When a team is contending the sometimes sleepy, laid back atmosphere of the ballpark is completely altered into a fervent, high stress zone where fans are keyed into every pitch. The crowds at the last Mets home stand were going absolutely bananas, and sustaining loud chants of the sort usually reserved for soccer terraces. Last night's game on the road in Miami showed the flipside of this phenomenon, where the Marlins barely drew a crowd on a Saturday night against the Mets, and quite a few fans were rooting for the opposing team.
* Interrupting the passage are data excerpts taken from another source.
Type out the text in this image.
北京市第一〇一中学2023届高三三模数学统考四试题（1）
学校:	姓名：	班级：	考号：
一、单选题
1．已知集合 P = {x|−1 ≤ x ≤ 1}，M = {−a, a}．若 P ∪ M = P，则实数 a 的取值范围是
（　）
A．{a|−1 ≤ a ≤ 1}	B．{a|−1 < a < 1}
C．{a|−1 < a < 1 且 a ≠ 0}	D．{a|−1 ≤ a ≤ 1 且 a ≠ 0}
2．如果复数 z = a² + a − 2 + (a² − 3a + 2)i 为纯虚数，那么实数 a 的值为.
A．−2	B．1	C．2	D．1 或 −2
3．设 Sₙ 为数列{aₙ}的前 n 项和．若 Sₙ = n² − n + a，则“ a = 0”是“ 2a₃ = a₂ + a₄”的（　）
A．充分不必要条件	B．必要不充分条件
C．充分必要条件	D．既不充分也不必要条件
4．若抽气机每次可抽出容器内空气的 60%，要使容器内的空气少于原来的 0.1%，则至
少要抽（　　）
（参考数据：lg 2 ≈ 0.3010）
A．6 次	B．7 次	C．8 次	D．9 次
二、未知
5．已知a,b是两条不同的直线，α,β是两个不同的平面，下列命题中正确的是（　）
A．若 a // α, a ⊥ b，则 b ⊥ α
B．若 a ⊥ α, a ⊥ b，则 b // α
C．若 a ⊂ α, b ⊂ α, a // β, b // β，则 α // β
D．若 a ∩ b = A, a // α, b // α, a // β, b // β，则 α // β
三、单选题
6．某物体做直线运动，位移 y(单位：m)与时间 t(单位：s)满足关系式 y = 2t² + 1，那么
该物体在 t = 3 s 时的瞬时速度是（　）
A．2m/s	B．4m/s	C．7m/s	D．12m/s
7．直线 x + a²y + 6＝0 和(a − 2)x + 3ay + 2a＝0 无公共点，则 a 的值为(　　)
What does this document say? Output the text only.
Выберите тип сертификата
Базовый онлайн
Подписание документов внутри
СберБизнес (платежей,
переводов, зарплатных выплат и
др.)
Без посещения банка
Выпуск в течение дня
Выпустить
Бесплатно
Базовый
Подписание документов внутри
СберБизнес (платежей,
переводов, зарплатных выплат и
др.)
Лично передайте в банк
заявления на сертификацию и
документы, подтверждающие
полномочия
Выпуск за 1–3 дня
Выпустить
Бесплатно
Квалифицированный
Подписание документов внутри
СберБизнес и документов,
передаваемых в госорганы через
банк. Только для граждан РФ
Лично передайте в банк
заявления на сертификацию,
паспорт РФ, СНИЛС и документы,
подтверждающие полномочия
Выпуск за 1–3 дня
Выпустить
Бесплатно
The way fans of contending teams root is never the same, however. When I was at AT&T Park in San Francisco last week the place was packed, but the Giants fans were fairly composed. They had the confidence and swagger of a team that has won three championships this decade, whereas Mets fans are currently sloughing off a decade of futility and frustration in an ostentatious manner that fans of the likes of the Giants or Cardinals would likely find distasteful. Thus is always the case with long-suffering fan bases. I had just moved to Chicago during the end of the 1998 season, and Cubs fans treated the chance at a wild card spot like the Second Coming. (I still remember watching the infamous Brant Brown botched catch and actually hearing the sound of a collective stomp and "aw fuck!" in the air.)
Baseball is a long season, from the first signs of life after winter to when the leaves begin to fall. Hardcore fans watch a lot of games, a lot more than fans of any other sport. It is a sport where one has to keep one's full emotions in reserve, because to treat every game with intensity will burn you out before Memorial Day. Once August comes, it means either letting baseball fade into the background or, if your team is in a pennant race, suddenly throwing one's soul into each and every inning. After Sunday I'm all in as far as the Mets are concerned, hopefully now that they have my heart, they won't break it.